In May, Sara Lee settled a class action suit relating to 1998's listeriosis outbreak linked to it Ball Park Franks. Sara Lee, which will pay up to $50,0000 to claimants whose illnesses lasted more than four days, estimated the settlement's cost at less than $5 million. The plaintiff's attorney, on the other hand, suggests that will only be a fraction of the cost and does not include several wrongful death cases still pending.

Also in May, Cargill (No. 7) settled a hybrid seed lawsuit by agreeing to pay Pioneer Hi-Bred International Inc. $100 million in damages. And Coca-Cola continues legal maneuvering in a Brazilian tax case that could cost the company more than $300 million in tax, interest and penalties.

These diversions aside, the world's leading food companies will continue to focus on the product development and process improvements that pushed them into the elite ranks in the first place. Acquisitions are a part of business life, but organic growth always has had the most staying power in the food industry.

Sidebar: The price tag for healthy eating

If you can't beat 'em, buy 'em, the world's largest food companies have decided. Kellogg Co.'s difficulties with the Ensemble line of cholesterol-lowering products is consistent with other food majors' star-crossed attempts to stake out a claim in the growing functional foods category. Now the focus is shifting to acquiring firms that have carved out a niche and giving them room to continue their success. Some recent examples:

In January, the Kraft Foods division of Philip Morris buys Chicago-based Boca Foods and shells out $268.4 million for Balance Bar Co., the Carpinteria, Calif., energy bar maker that went from $1.3 million sales in 1995 to $100.9 million last year.

In February, Nestle USA acquires PowerBar Inc., the leader in the energy-bar category. Unilever instantly captures 45 percent of America's nutritional supplement market with April's $2.3 billion acquisition of SlimFast Foods Co.

Following up its November purchase of soy-substitute manufacturer Worthington Foods for $307 million, Kellogg purchases La Jolla, Calif.-based Kashi Co., a maker of natural cereals, in August for an estimated $60 million.

Sidebar: Top British beverage firm sheds food portfolio

Strategic moves this year by British food and beverage giant Diageo plc suggest that realignment, not consolidation, is the driver in current industry mergers and acquisitions.

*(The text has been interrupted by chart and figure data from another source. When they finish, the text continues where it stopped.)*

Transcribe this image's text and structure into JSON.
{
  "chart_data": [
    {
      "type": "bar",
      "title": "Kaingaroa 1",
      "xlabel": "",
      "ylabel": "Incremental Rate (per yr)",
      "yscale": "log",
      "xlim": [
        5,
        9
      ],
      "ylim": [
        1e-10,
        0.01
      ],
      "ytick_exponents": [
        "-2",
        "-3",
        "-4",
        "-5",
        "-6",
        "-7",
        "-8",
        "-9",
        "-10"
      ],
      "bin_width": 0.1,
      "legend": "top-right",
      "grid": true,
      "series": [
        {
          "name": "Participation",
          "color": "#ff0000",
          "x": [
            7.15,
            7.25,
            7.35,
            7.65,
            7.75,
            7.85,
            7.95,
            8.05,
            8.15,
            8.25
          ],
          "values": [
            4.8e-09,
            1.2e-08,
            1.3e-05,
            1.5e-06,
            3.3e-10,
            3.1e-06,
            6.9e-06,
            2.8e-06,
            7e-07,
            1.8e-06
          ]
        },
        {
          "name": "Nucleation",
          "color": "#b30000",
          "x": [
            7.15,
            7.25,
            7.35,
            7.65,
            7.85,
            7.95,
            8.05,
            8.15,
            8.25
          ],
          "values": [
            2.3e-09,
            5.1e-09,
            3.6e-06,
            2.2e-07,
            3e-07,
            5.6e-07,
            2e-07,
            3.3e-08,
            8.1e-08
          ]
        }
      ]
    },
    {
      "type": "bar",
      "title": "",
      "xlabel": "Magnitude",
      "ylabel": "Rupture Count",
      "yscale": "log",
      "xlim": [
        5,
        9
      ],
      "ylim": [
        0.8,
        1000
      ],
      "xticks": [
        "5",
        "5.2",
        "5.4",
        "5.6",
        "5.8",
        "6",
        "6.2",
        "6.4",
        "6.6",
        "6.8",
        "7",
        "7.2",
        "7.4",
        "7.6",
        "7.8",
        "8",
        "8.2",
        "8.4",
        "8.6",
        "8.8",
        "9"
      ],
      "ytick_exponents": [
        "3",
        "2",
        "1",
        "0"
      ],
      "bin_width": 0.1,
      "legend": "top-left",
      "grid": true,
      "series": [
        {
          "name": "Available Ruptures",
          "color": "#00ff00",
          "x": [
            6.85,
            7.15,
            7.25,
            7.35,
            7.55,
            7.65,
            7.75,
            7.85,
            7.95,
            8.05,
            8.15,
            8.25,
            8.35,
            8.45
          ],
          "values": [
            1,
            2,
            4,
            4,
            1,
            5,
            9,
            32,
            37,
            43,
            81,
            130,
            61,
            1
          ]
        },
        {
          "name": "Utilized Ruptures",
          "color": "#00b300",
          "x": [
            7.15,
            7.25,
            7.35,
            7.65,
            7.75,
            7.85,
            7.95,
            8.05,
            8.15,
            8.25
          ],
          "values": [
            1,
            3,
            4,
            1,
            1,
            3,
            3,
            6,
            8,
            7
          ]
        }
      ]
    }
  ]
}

The uneasy amalgam of 1997's merger of Guinness and Grand Met, Diageo is taking a giant step toward fortifying its position as the world's premier alcoholic beverage marketer with the sale of Pillsbury to General Mills and the partial sell-off of its Burger King division. Much of the $6 billion-plus in proceeds is expected to buttress Diageo's bid for the spirits business of Seagram.

Noting the bullish U.S. market for food company sales, London stock analysts gave a spirited thumbs-up to the Pillsbury sale. Though it cut its losses significantly in the most-recent fiscal year, Pillsbury suffered net losses of $371 million the last two years, according to Diageo. Beer and spirits profits, on the other hand, are up 15 percent, with leading brands such as Johnnie Walker, Smirnoff and Jose Cuervo driving much of beverages' growth.

Diageo commands 23 percent of the global spirits market, so it's no surprise that Guinness marketer Paul Walsh recently was elevated to group chief executive in a management shakeup that also saw James Blyth replace former chairman Anthony Greener. Walsh's first priority will be securing the rights to some or all ofhe Seagram brands, which include Captain Morgan rum and Absolut vodka. An acquisition could boost Diageo's global share to more than a third of the market, three times that of closest rival Allied Domecq plc.